Dubai rents to drop further by 3% to 5% this year
Slowdown in jobs market casts doubts on rental market.
The average cost of renting apartments and villas in Dubai continued to drop in the last 12 months and is expected to fall further this year, as the slowdown in the jobs market casts doubts on tenancy demand.
The latest data from REIDIN showed that rental prices in Dubai’s residential market dropped by 5 per cent in the last one year and 2 per cent in the first quarter of 2016. House prices also dipped by 1 per cent in the last three months.
According to Cluttons, the trend is likely to continue in the next few months, with the overall rents expected to post a further 3 per cent to 5 per cent decline this year, on average.
“Weakness in the jobs market tops our list of concerns, particularly if there is a spill over into sectors beyond finance and banking, which is already seeing a growing trickle of redundancies,” said Richard Paul, head of residential valuations at Cluttons UAE.
A number of companies have announced several job cuts and tightened their recruitment activity recently, raising concerns that the slowdown could ripple through the rental market.

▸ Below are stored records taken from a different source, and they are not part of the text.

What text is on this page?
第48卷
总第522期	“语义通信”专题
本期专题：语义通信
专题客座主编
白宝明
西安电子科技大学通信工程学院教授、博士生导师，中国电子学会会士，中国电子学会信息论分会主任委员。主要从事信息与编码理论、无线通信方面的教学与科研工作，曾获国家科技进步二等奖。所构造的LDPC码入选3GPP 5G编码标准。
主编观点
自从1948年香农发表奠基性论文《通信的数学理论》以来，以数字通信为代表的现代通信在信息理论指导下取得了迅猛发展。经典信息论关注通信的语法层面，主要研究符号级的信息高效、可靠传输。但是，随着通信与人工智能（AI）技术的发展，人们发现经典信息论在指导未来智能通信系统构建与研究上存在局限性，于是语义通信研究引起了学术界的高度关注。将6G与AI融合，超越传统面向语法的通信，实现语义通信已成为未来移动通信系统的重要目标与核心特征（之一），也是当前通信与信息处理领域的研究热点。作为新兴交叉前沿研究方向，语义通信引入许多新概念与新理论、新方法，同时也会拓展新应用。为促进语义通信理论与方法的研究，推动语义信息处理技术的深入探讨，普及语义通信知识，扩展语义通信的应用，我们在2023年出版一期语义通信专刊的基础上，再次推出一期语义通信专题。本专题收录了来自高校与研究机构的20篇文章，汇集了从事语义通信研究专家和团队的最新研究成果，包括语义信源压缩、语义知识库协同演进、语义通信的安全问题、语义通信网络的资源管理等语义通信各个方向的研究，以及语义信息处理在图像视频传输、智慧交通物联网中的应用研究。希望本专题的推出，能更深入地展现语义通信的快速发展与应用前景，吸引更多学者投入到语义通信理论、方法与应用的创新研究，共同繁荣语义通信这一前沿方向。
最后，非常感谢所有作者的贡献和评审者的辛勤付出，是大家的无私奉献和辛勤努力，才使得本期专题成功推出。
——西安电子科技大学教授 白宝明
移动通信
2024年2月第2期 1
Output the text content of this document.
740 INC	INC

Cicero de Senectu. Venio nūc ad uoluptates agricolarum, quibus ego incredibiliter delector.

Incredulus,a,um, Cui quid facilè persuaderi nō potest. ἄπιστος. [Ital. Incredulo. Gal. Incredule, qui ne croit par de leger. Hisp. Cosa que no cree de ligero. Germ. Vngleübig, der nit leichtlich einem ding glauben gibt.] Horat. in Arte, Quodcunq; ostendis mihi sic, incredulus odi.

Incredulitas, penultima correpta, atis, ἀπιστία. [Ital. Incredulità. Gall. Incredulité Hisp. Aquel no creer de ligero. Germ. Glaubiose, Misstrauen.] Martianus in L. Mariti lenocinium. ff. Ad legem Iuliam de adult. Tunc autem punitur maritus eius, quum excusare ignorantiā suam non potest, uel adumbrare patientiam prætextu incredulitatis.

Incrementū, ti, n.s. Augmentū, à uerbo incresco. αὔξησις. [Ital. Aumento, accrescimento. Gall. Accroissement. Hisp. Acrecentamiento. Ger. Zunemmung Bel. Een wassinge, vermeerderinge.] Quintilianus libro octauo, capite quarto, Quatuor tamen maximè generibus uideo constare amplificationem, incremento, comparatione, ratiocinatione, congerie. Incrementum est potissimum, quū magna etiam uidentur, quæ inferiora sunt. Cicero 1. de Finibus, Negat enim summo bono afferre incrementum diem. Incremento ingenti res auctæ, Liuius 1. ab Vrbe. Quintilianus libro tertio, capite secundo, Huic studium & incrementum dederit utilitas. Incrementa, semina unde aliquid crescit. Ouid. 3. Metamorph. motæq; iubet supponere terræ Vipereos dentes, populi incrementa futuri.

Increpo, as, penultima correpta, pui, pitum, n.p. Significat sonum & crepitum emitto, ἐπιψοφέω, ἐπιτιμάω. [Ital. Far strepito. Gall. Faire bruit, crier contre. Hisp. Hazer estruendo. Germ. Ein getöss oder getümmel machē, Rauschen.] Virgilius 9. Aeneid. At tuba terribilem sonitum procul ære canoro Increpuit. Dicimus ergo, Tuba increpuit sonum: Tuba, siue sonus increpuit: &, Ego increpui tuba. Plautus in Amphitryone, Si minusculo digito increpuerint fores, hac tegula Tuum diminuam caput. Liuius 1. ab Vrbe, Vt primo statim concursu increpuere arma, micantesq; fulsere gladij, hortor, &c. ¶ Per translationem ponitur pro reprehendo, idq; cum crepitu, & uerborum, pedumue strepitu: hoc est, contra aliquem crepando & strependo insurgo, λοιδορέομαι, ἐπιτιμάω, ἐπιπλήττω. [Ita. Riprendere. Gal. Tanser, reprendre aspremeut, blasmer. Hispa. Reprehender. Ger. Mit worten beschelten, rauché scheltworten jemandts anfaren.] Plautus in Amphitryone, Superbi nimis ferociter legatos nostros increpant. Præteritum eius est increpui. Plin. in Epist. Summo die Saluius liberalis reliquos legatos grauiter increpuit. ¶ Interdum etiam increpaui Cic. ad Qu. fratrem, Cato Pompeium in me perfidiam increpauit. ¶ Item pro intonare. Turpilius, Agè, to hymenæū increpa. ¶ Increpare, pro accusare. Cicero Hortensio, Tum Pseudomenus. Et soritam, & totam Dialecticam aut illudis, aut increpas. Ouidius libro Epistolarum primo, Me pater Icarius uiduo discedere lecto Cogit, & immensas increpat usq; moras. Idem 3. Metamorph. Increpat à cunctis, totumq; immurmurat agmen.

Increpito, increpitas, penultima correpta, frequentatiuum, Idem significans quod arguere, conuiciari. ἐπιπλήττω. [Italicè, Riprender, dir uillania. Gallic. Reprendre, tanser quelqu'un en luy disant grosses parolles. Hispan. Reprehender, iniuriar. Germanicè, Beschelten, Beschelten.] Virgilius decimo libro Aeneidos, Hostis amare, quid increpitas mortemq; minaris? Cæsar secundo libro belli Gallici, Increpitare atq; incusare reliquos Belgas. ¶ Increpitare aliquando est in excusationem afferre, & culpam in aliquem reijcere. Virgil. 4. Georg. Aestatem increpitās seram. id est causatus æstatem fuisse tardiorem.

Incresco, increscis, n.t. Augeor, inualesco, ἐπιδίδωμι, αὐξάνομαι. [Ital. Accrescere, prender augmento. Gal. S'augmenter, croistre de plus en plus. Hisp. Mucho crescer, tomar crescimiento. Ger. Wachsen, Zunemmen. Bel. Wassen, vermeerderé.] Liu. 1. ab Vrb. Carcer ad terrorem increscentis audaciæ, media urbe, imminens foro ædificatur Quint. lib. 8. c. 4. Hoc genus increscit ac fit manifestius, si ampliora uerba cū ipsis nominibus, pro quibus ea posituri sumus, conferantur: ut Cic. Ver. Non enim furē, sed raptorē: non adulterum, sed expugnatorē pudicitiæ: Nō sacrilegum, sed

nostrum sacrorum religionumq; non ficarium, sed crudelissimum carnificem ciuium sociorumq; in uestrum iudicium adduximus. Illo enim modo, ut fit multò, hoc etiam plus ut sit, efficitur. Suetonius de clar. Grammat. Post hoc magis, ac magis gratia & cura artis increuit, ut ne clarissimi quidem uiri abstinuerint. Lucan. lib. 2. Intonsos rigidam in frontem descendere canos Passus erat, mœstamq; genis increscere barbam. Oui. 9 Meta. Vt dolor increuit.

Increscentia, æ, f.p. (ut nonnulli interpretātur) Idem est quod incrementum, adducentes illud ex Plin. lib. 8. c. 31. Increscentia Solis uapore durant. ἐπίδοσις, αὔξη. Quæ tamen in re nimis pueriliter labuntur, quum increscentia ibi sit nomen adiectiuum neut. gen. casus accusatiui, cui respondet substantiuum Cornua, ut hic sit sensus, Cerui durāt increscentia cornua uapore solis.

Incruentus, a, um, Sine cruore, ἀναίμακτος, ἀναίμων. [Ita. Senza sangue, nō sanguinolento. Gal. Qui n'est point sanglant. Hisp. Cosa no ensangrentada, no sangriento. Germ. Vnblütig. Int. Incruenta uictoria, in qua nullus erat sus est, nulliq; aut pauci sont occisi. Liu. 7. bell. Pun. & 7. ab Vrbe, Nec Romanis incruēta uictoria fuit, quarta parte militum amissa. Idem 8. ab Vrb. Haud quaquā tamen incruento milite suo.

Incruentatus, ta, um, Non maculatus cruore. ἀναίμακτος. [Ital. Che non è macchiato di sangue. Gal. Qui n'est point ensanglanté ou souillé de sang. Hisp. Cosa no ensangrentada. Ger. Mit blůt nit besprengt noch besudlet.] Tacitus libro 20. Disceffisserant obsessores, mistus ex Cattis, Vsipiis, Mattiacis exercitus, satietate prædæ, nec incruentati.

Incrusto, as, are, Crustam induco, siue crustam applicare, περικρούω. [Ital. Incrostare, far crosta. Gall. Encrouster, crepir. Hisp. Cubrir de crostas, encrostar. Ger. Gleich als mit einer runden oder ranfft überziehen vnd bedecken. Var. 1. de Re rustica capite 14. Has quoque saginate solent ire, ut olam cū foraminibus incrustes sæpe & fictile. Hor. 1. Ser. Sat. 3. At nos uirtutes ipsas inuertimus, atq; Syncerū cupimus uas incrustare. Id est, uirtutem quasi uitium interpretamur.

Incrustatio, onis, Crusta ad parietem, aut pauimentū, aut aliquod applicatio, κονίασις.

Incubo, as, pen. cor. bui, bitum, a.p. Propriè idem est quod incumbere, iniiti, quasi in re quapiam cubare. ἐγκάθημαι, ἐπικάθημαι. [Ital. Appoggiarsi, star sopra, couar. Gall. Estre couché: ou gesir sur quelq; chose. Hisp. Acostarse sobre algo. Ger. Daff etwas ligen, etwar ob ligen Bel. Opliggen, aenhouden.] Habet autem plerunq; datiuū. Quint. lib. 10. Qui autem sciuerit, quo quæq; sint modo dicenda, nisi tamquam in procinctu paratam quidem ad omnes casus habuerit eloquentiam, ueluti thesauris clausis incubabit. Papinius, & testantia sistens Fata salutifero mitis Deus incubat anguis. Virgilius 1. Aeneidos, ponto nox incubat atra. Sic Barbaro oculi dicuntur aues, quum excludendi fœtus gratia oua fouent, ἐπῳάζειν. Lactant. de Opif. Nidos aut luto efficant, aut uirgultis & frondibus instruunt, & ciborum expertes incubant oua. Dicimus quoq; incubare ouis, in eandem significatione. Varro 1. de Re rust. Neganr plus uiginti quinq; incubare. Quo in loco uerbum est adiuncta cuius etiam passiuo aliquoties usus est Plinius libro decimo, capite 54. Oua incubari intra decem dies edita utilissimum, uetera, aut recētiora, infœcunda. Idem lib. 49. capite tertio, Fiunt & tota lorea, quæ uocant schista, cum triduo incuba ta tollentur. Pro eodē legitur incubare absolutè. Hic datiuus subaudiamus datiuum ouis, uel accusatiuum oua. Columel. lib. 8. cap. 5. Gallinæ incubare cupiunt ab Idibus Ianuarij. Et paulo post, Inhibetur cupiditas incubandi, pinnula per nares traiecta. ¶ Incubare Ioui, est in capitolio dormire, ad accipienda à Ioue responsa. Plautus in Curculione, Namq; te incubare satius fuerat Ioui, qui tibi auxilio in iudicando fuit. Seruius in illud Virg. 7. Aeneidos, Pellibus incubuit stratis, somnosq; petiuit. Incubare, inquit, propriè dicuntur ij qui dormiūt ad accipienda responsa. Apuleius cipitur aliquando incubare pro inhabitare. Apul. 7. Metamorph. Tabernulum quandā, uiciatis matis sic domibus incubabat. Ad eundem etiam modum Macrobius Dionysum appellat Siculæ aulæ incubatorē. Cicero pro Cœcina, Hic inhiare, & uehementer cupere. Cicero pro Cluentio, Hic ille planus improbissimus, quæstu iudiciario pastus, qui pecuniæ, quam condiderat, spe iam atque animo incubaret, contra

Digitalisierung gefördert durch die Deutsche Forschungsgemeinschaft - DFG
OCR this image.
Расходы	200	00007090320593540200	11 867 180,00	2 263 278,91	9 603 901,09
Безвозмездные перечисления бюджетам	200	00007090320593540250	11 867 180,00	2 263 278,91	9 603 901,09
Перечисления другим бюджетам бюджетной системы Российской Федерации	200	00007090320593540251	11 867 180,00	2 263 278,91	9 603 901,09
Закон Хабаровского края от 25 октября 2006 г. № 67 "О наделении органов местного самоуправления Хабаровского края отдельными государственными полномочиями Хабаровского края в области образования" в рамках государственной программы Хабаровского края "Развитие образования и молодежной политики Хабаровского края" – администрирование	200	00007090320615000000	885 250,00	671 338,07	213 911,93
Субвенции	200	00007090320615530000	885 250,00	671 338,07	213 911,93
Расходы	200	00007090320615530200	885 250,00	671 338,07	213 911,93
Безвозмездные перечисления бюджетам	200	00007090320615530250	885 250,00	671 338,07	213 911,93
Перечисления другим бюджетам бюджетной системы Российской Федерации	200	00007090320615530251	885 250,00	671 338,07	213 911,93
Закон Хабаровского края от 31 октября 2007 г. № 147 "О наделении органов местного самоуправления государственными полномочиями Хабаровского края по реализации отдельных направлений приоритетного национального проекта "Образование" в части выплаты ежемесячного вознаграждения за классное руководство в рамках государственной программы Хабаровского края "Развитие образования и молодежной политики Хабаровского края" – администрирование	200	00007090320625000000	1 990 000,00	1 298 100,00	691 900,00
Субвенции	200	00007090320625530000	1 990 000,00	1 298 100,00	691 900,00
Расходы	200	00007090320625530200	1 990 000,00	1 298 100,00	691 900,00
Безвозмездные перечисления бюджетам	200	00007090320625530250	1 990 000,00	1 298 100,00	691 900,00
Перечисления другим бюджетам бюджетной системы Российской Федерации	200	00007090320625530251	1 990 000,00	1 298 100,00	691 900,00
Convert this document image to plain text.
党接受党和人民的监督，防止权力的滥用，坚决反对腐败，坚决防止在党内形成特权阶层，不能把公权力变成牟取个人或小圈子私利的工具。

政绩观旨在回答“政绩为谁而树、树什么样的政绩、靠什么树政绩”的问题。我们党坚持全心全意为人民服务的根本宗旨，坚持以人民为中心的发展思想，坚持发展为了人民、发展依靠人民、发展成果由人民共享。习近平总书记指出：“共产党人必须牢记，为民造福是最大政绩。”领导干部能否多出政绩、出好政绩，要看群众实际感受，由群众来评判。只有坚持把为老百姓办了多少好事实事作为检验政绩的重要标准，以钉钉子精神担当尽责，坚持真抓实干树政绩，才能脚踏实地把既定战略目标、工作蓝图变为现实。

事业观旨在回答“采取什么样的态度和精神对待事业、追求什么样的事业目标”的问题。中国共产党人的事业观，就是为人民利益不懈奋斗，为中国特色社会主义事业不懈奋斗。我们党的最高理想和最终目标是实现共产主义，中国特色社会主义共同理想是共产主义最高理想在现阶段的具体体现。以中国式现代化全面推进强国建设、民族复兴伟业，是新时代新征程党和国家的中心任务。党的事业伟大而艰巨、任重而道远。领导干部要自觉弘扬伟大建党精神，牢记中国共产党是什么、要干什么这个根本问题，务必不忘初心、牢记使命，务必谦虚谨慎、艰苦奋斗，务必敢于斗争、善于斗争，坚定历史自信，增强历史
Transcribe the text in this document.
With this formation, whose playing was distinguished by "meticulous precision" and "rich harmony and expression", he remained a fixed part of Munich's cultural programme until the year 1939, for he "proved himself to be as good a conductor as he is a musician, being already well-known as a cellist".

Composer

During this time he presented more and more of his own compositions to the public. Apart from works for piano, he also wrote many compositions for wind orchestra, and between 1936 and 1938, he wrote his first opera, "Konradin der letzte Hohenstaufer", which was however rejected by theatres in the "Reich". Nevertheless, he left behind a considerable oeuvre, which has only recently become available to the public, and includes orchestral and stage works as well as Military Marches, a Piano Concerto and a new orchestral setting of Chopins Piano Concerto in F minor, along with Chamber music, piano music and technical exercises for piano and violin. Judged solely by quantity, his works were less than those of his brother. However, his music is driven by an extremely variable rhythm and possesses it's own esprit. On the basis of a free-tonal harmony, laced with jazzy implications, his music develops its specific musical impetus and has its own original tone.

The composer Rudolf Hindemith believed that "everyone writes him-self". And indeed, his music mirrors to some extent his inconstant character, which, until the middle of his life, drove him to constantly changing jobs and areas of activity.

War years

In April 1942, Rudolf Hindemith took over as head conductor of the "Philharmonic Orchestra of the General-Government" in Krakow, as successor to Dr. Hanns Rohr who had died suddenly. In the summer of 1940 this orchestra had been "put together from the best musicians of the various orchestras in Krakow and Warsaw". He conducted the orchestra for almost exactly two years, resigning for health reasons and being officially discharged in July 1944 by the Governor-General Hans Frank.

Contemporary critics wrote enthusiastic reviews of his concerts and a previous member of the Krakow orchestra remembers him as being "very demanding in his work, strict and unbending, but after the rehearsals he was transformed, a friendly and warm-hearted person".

Recruitment specialists also confirmed that there were fewer jobs on offer during the first three months of the year, although certain sectors, including healthcare, have posted online hiring increases.
Besides the employment slowdown, any uncertainties about the global economy could also have an impact on the domestic real estate sector. While news about the Expo 2020 could boost confidence about the economy, real results could materialise only until around 2018.
“As Dubai’s economy becomes more intertwined with the global economy, it will be influenced to greater extent by events in the international arena,” said Paul.
“With further weakness expected in China and the EU, a turn-around in global growth is unlikely this year. As we have stated previously, the impact of the World Expo is yet to materialise and is likely to impact the rate of job creation, which will have positive ramifications for both the sales and rental markets in the city; however this is not expected until around 2018.”
Other property analysts, however, maintained that the Dubai or UAE property market has already stabilised and that real estate activity is poised to speed up.
“Dubai’s real estate market sailed stably through the first quarter. Not only did we see real estate developers carefully considering demand before supplying market with new units, we also saw an even distribution and movement of residents from the city centre to suburbs,” according to property portal Bayut.com.
“Maturity is the word commanding Dubai’s property market right now and the slight adjustments here and there spell nothing but stability to emirate’s residential sector.”